What Is a Chi-Square Test?
A chi-square (χ²) test is a statistical method used to determine whether there is a significant association between categorical variables — that is, whether the observed distribution of data across categories differs significantly from what would be expected by chance. In polygraph research, the chi-square test is one of the most frequently used statistical tools for evaluating technique performance, comparing classification outcomes, and assessing the significance of accuracy differences.
Applications in PDD Research
The chi-square test is particularly suited to polygraph research because the primary outcome data are categorical. Examinees are classified as DI, NDI, or INC (categories, not continuous measurements), and ground truth is also categorical (deceptive or truthful). Common applications include comparing the accuracy rates of two techniques, testing whether a scoring method produces significantly different classification distributions than expected, and evaluating whether the rates of false positives and false negatives differ significantly between experimental conditions.

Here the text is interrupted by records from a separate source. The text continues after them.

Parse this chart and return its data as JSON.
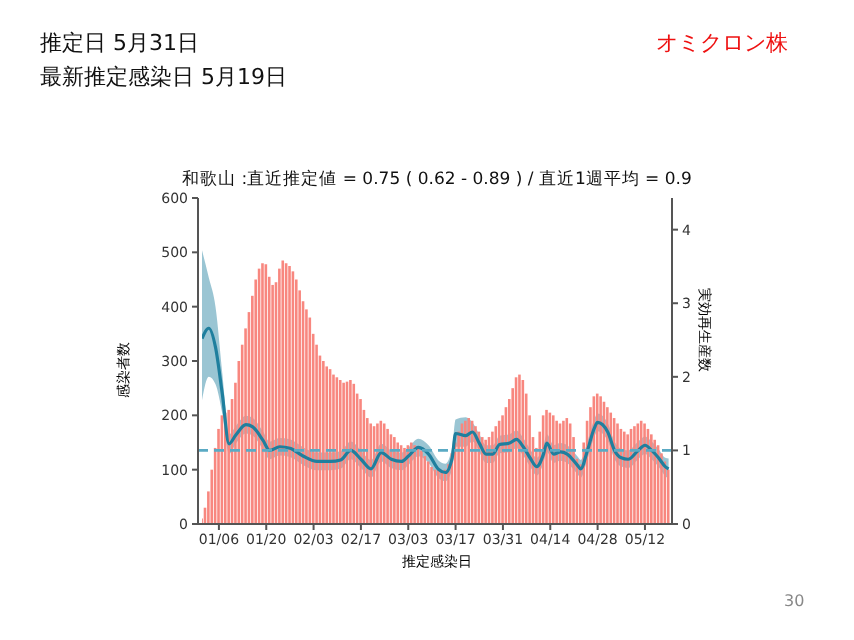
{
  "chart_data": {
    "type": "bar",
    "title": "和歌山 :直近推定値 = 0.75 ( 0.62 - 0.89 ) / 直近1週平均 = 0.9",
    "xlabel": "推定感染日",
    "ylabel": "感染者数",
    "y2label": "実効再生産数",
    "annotations": [
      "推定日  5月31日",
      "最新推定感染日  5月19日",
      "オミクロン株",
      "30"
    ],
    "x": [
      "--01-01",
      "--01-02",
      "--01-03",
      "--01-04",
      "--01-05",
      "--01-06",
      "--01-07",
      "--01-08",
      "--01-09",
      "--01-10",
      "--01-11",
      "--01-12",
      "--01-13",
      "--01-14",
      "--01-15",
      "--01-16",
      "--01-17",
      "--01-18",
      "--01-19",
      "--01-20",
      "--01-21",
      "--01-22",
      "--01-23",
      "--01-24",
      "--01-25",
      "--01-26",
      "--01-27",
      "--01-28",
      "--01-29",
      "--01-30",
      "--01-31",
      "--02-01",
      "--02-02",
      "--02-03",
      "--02-04",
      "--02-05",
      "--02-06",
      "--02-07",
      "--02-08",
      "--02-09",
      "--02-10",
      "--02-11",
      "--02-12",
      "--02-13",
      "--02-14",
      "--02-15",
      "--02-16",
      "--02-17",
      "--02-18",
      "--02-19",
      "--02-20",
      "--02-21",
      "--02-22",
      "--02-23",
      "--02-24",
      "--02-25",
      "--02-26",
      "--02-27",
      "--02-28",
      "--03-01",
      "--03-02",
      "--03-03",
      "--03-04",
      "--03-05",
      "--03-06",
      "--03-07",
      "--03-08",
      "--03-09",
      "--03-10",
      "--03-11",
      "--03-12",
      "--03-13",
      "--03-14",
      "--03-15",
      "--03-16",
      "--03-17",
      "--03-18",
      "--03-19",
      "--03-20",
      "--03-21",
      "--03-22",
      "--03-23",
      "--03-24",
      "--03-25",
      "--03-26",
      "--03-27",
      "--03-28",
      "--03-29",
      "--03-30",
      "--03-31",
      "--04-01",
      "--04-02",
      "--04-03",
      "--04-04",
      "--04-05",
      "--04-06",
      "--04-07",
      "--04-08",
      "--04-09",
      "--04-10",
      "--04-11",
      "--04-12",
      "--04-13",
      "--04-14",
      "--04-15",
      "--04-16",
      "--04-17",
      "--04-18",
      "--04-19",
      "--04-20",
      "--04-21",
      "--04-22",
      "--04-23",
      "--04-24",
      "--04-25",
      "--04-26",
      "--04-27",
      "--04-28",
      "--04-29",
      "--04-30",
      "--05-01",
      "--05-02",
      "--05-03",
      "--05-04",
      "--05-05",
      "--05-06",
      "--05-07",
      "--05-08",
      "--05-09",
      "--05-10",
      "--05-11",
      "--05-12",
      "--05-13",
      "--05-14",
      "--05-15",
      "--05-16",
      "--05-17",
      "--05-18",
      "--05-19"
    ],
    "series": [
      {
        "color": "#f8877f",
        "values": [
          10,
          30,
          60,
          100,
          140,
          175,
          200,
          205,
          210,
          230,
          260,
          300,
          330,
          360,
          390,
          420,
          450,
          470,
          480,
          478,
          455,
          440,
          445,
          470,
          485,
          480,
          475,
          465,
          450,
          430,
          410,
          395,
          380,
          350,
          330,
          310,
          300,
          290,
          285,
          275,
          270,
          265,
          260,
          262,
          265,
          258,
          240,
          230,
          210,
          195,
          185,
          180,
          185,
          190,
          185,
          175,
          165,
          160,
          150,
          145,
          140,
          145,
          150,
          145,
          140,
          135,
          125,
          115,
          105,
          100,
          100,
          95,
          100,
          110,
          130,
          150,
          170,
          185,
          190,
          195,
          190,
          180,
          170,
          160,
          155,
          160,
          170,
          180,
          190,
          200,
          215,
          230,
          250,
          270,
          275,
          265,
          240,
          200,
          160,
          140,
          170,
          200,
          210,
          205,
          200,
          190,
          185,
          190,
          195,
          185,
          160,
          120,
          110,
          150,
          190,
          215,
          235,
          240,
          235,
          225,
          215,
          205,
          195,
          185,
          175,
          170,
          165,
          175,
          180,
          185,
          190,
          185,
          175,
          165,
          155,
          145,
          130,
          115,
          100
        ]
      },
      {
        "type": "line",
        "axis": "y2",
        "color": "#1f7f9e",
        "x": [
          "--01-01",
          "--01-03",
          "--01-05",
          "--01-07",
          "--01-09",
          "--01-11",
          "--01-14",
          "--01-16",
          "--01-19",
          "--01-21",
          "--01-24",
          "--01-27",
          "--01-31",
          "--02-04",
          "--02-08",
          "--02-11",
          "--02-14",
          "--02-17",
          "--02-20",
          "--02-23",
          "--02-26",
          "--03-01",
          "--03-03",
          "--03-06",
          "--03-09",
          "--03-12",
          "--03-14",
          "--03-16",
          "--03-17",
          "--03-20",
          "--03-22",
          "--03-24",
          "--03-26",
          "--03-28",
          "--03-30",
          "--04-02",
          "--04-04",
          "--04-06",
          "--04-08",
          "--04-10",
          "--04-12",
          "--04-13",
          "--04-15",
          "--04-17",
          "--04-19",
          "--04-22",
          "--04-23",
          "--04-25",
          "--04-27",
          "--04-28",
          "--05-01",
          "--05-03",
          "--05-05",
          "--05-07",
          "--05-10",
          "--05-12",
          "--05-14",
          "--05-16",
          "--05-18",
          "--05-19"
        ],
        "values": [
          2.52,
          2.66,
          2.4,
          1.77,
          1.09,
          1.21,
          1.35,
          1.32,
          1.14,
          1.0,
          1.05,
          1.03,
          0.92,
          0.85,
          0.85,
          0.87,
          1.0,
          0.88,
          0.75,
          0.97,
          0.88,
          0.85,
          0.92,
          1.04,
          0.95,
          0.74,
          0.7,
          0.9,
          1.23,
          1.2,
          1.25,
          1.1,
          0.95,
          0.95,
          1.08,
          1.1,
          1.15,
          1.05,
          0.9,
          0.78,
          0.95,
          1.1,
          0.95,
          0.98,
          0.95,
          0.8,
          0.75,
          1.0,
          1.3,
          1.38,
          1.25,
          1.0,
          0.9,
          0.88,
          1.0,
          1.07,
          1.0,
          0.9,
          0.78,
          0.75
        ],
        "lower": [
          1.68,
          2.0,
          1.9,
          1.5,
          0.95,
          1.09,
          1.23,
          1.2,
          1.02,
          0.88,
          0.93,
          0.91,
          0.8,
          0.73,
          0.73,
          0.75,
          0.88,
          0.76,
          0.63,
          0.85,
          0.76,
          0.73,
          0.8,
          0.92,
          0.83,
          0.62,
          0.58,
          0.75,
          1.05,
          1.05,
          1.12,
          0.98,
          0.83,
          0.83,
          0.96,
          0.98,
          1.03,
          0.93,
          0.78,
          0.66,
          0.83,
          0.98,
          0.83,
          0.86,
          0.83,
          0.68,
          0.63,
          0.88,
          1.18,
          1.26,
          1.13,
          0.88,
          0.78,
          0.76,
          0.88,
          0.95,
          0.88,
          0.78,
          0.65,
          0.62
        ],
        "upper": [
          3.72,
          3.35,
          2.95,
          2.05,
          1.22,
          1.33,
          1.47,
          1.44,
          1.26,
          1.12,
          1.17,
          1.15,
          1.04,
          0.97,
          0.97,
          0.99,
          1.12,
          1.0,
          0.87,
          1.09,
          1.0,
          0.97,
          1.04,
          1.16,
          1.07,
          0.86,
          0.82,
          1.05,
          1.42,
          1.45,
          1.38,
          1.22,
          1.07,
          1.07,
          1.2,
          1.22,
          1.27,
          1.17,
          1.02,
          0.9,
          1.07,
          1.22,
          1.07,
          1.1,
          1.07,
          0.92,
          0.87,
          1.12,
          1.42,
          1.5,
          1.37,
          1.12,
          1.02,
          1.0,
          1.12,
          1.19,
          1.12,
          1.02,
          0.9,
          0.89
        ]
      }
    ],
    "xlim": [
      "--01-01",
      "--05-20"
    ],
    "xticks": [
      {
        "value": "--01-06",
        "label": "01/06"
      },
      {
        "value": "--01-20",
        "label": "01/20"
      },
      {
        "value": "--02-03",
        "label": "02/03"
      },
      {
        "value": "--02-17",
        "label": "02/17"
      },
      {
        "value": "--03-03",
        "label": "03/03"
      },
      {
        "value": "--03-17",
        "label": "03/17"
      },
      {
        "value": "--03-31",
        "label": "03/31"
      },
      {
        "value": "--04-14",
        "label": "04/14"
      },
      {
        "value": "--04-28",
        "label": "04/28"
      },
      {
        "value": "--05-12",
        "label": "05/12"
      }
    ],
    "ylim": [
      0,
      600
    ],
    "yticks": [
      0,
      100,
      200,
      300,
      400,
      500,
      600
    ],
    "y2lim": [
      0,
      4.43
    ],
    "y2ticks": [
      0,
      1,
      2,
      3,
      4
    ],
    "ref_lines": [
      {
        "axis": "y2",
        "value": 1,
        "color": "#5aaac4",
        "line_style": "dashed"
      }
    ],
    "grid": false,
    "legend": false
  }
}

How the Chi-Square Test Works
The test compares observed frequencies in a contingency table against the frequencies expected under the null hypothesis of no association. For example, a 2×2 table comparing Technique A versus Technique B across correct versus incorrect classifications. The chi-square statistic (χ²) is calculated as the sum of (observed − expected)² / expected across all cells. With degrees of freedom determined by the table dimensions [(rows−1) × (columns−1)], the statistic is compared to the chi-square distribution to obtain a p-value indicating statistical significance.
Limitations and Complementary Methods
The chi-square test requires sufficient expected cell frequencies (typically ≥5 per cell) and works with categorical data only. For polygraph research with small sample sizes, Fisher’s exact test may be more appropriate. For studies evaluating the agreement between examiners, Fleiss’ kappa provides a better measure of interrater reliability. For continuous score data, parametric methods such as t-tests or regression may be preferred. The chi-square test is one tool in the statistical toolkit used to evaluate polygraph research, best suited for comparing classification distributions across groups.